マッスル……は女性だった。苗字がマッスルだった。
「元は洗濯女だったのですが、洗濯桶を一時に四つ抱えて歩いているところを発見されまして、そのまま特訓を受けて護衛になったのです」
洗濯桶を同時に四つ!
マーゴとシエナは驚いて、目を丸くしたが、マッスルは得意そうだった。腕組みをしてうなずいている。

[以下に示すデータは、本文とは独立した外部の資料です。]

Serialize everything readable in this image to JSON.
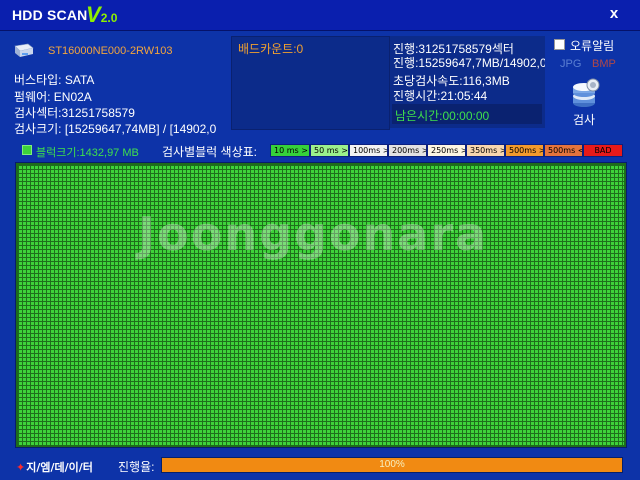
{
  "window": {
    "title": "HDD SCAN",
    "version_prefix": "V",
    "version_number": "2.0",
    "close_label": "x"
  },
  "drive": {
    "icon": "hdd-icon",
    "model": "ST16000NE000-2RW103",
    "bus_type": "버스타입: SATA",
    "firmware": "펌웨어: EN02A",
    "sectors": "검사섹터:31251758579",
    "scan_size": "검사크기: [15259647,74MB] / [14902,0"
  },
  "status": {
    "bad_count": "배드카운트:0",
    "progress_sectors": "진행:31251758579섹터",
    "progress_size": "진행:15259647,7MB/14902,0",
    "speed": "초당검사속도:116,3MB",
    "elapsed": "진행시간:21:05:44",
    "remaining": "남은시간:00:00:00"
  },
  "options": {
    "error_alert_label": "오류알림",
    "error_alert_checked": false,
    "format_jpg": "JPG",
    "format_bmp": "BMP",
    "scan_button_label": "검사",
    "scan_icon": "disk-stack-icon"
  },
  "legend": {
    "block_size": "블럭크기:1432,97 MB",
    "title": "검사별블럭 색상표:",
    "items": [
      {
        "label": "10 ms >",
        "color": "#36d13a"
      },
      {
        "label": "50 ms >",
        "color": "#9cf08c"
      },
      {
        "label": "100ms >",
        "color": "#f2f2f2"
      },
      {
        "label": "200ms >",
        "color": "#e2e2e2"
      },
      {
        "label": "250ms >",
        "color": "#fdf6e2"
      },
      {
        "label": "350ms >",
        "color": "#f7d6ae"
      },
      {
        "label": "500ms >",
        "color": "#f39a2c"
      },
      {
        "label": "500ms <",
        "color": "#e4743c"
      },
      {
        "label": "BAD",
        "color": "#e81a1a"
      }
    ]
  },
  "block_map": {
    "all_blocks_status": "10 ms >",
    "fill_color": "#3ed23a"
  },
  "watermark": "Joonggonara",
  "footer": {
    "brand_star": "✦",
    "brand": "지/엠/데/이/터",
    "progress_label": "진행율:",
    "progress_text": "100%",
    "progress_fraction": 1.0
  }
}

「これでお嬢様の身の回りは万全です。今までマーゴが頭を悩ませていた薪代だとか食料品の支払いなどは、私が面倒をみます」
「え?」
シエナは仰天した。誰が払うというのか。そう言えば、やって来た自称執事たちの賃金は誰が払うことになるの?
だが、マーゴはほっとしたようだった。
「今まで大変だったでしょう」
マーゴはうっかり涙ぐみそうになっていた。
「邸内の色々なものを売って……伯爵さまは仕送りをしてくださらないもので……」
「ひどいですね」
ベイリーは、そこまでひどいことになっているとは思っていなかったらしい。
実はシエナもだ。多少は仕送りがあるのだと解釈していた。ゼロだということか。
「シエナ様が学校のお友達から受け取って来られる家庭教師代が唯一の現金収入でした」
涙を拭きながら、マーゴが言うのを聞いて、シエナは大反省した。
「マーゴ、ごめんなさい、そんなことならもっと稼げばよかったわ。最近は、男子生徒からも個人授業の申し込みが増えていたの。でも、自分の勉強の時間も取らなくてはいけないので、断っていたのだけど……」
「それは完全にお断りになってください」
ベイリーが割りこんだ。
「さあさあ、これまでたまった食料品店へのツケがあるなら、全部私が払ってきましょう。それから、シエナ様」
ベイリーはキラキラ光る金貨を何枚か差し出した。
「お小遣いです。お使いください。それでは私はこれで……」
「待って!」
シエナは叫んだ。
「聞かせてください。これは誰の差し金なんですの?」
ベイリー氏は片まゆを上げた。
「差し金とはまた令嬢らしからぬ言葉をご存じですね?」
「教えてください」
シエナは真剣だった。
こんなことを父の伯爵は決してしない。
「仕方がありませんね。私はアッシュフォード子爵の指令でここへ来たのです」
「アッシュフォード子爵!」
シエナとマーゴが同時に叫んだ。